6. According to St. Augustine, the gift of the Holy Spirit corresponding to the seventh Beatitude is wisdom: “Wisdom corresponds to the peacemakers in whom everything is in order and there is no emotion to rebel against reason, but all things obey the spirit of man just as it obeys God.”31 St. Thomas points out that wisdom is the power of putting in order, and that this power is what peacemaking, the restoration of right order, requires. Also, wisdom is appropriate to Jesus, the eternally begotten Word and wisdom of the Father (see S.t., 2–2, q. 45, aa. 1, 6).

The sacred writers of the Old Testament declared that only righteousness would bring true peace (see Ps 72.1–3; 85.9–14; Is 32.16–18; Jer 6.13–16).32 They looked forward to peace in the time of redemption (see Is 9.5–6; Hos 2.20). This promise of conciliation and peace is fulfilled in Jesus (see Mt 28.9; Lk 2.14; Jn 14.27; 20.19, 26). His peace is the forgiveness of sins for which the prophets hoped (see Jn 20.19–23). The infant Church spreads this peace to the nations (see Acts 10.34–36, 43), for the redemption accomplished in Jesus is not for Israel alone. Rather it is the reconciliation of all humankind with God and the overcoming of all enmity between nations (see Eph 2.13–18).
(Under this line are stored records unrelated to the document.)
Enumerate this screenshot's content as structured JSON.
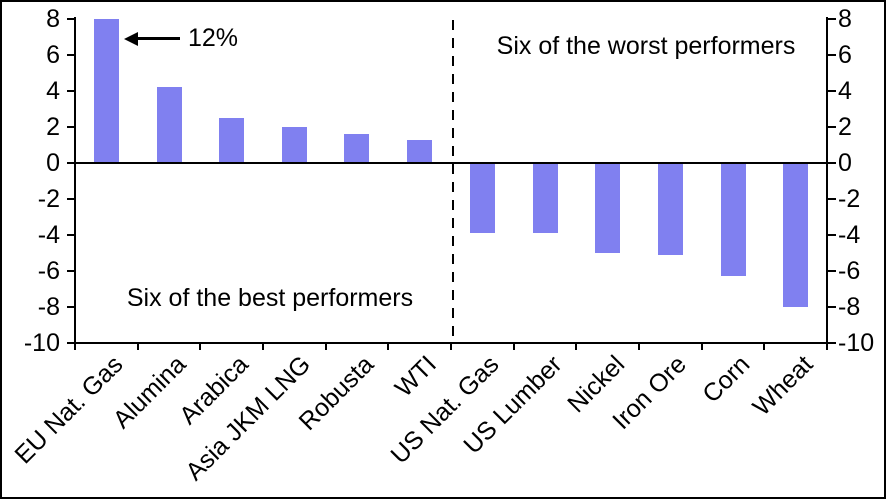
{
  "chart_data": {
    "type": "bar",
    "title": "",
    "xlabel": "",
    "ylabel": "",
    "categories": [
      "EU Nat. Gas",
      "Alumina",
      "Arabica",
      "Asia JKM LNG",
      "Robusta",
      "WTI",
      "US Nat. Gas",
      "US Lumber",
      "Nickel",
      "Iron Ore",
      "Corn",
      "Wheat"
    ],
    "values": [
      12,
      4.2,
      2.5,
      2.0,
      1.6,
      1.3,
      -3.9,
      -3.9,
      -5.0,
      -5.1,
      -6.3,
      -8.0
    ],
    "ylim": [
      -10,
      8
    ],
    "yticks": [
      8,
      6,
      4,
      2,
      0,
      -2,
      -4,
      -6,
      -8,
      -10
    ],
    "clip_max": 8,
    "grid": false,
    "legend": "none",
    "dual_y_axis": true,
    "bar_color": "#8080F0",
    "axis_color": "#000000",
    "separator_after_category_index": 5,
    "annotations": {
      "first_bar_value_label": "12%",
      "left_region_label": "Six of the best performers",
      "right_region_label": "Six of the worst performers"
    }
  }
}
One aspect of the Christian attitude toward peacemaking is the conviction that evil is utterly powerless. This conviction is represented in a symbolic way in the book of Revelation, which comes to a climax when Jesus comes forth to do battle with evil. As soon as he appears, evil is vanquished; no battle is necessary (see Rv 19.11–21). The victory over evil already has been won. Hence Christians can be peaceable; no one can frustrate their hope (see 1 Pt 3.8–17).

30. See Dupont, op. cit., 633–64.

31. St. Augustine, loc. cit.

32. See Heinrich Gross, “Peace,” Encyclopedia of Biblical Theology, 648–51.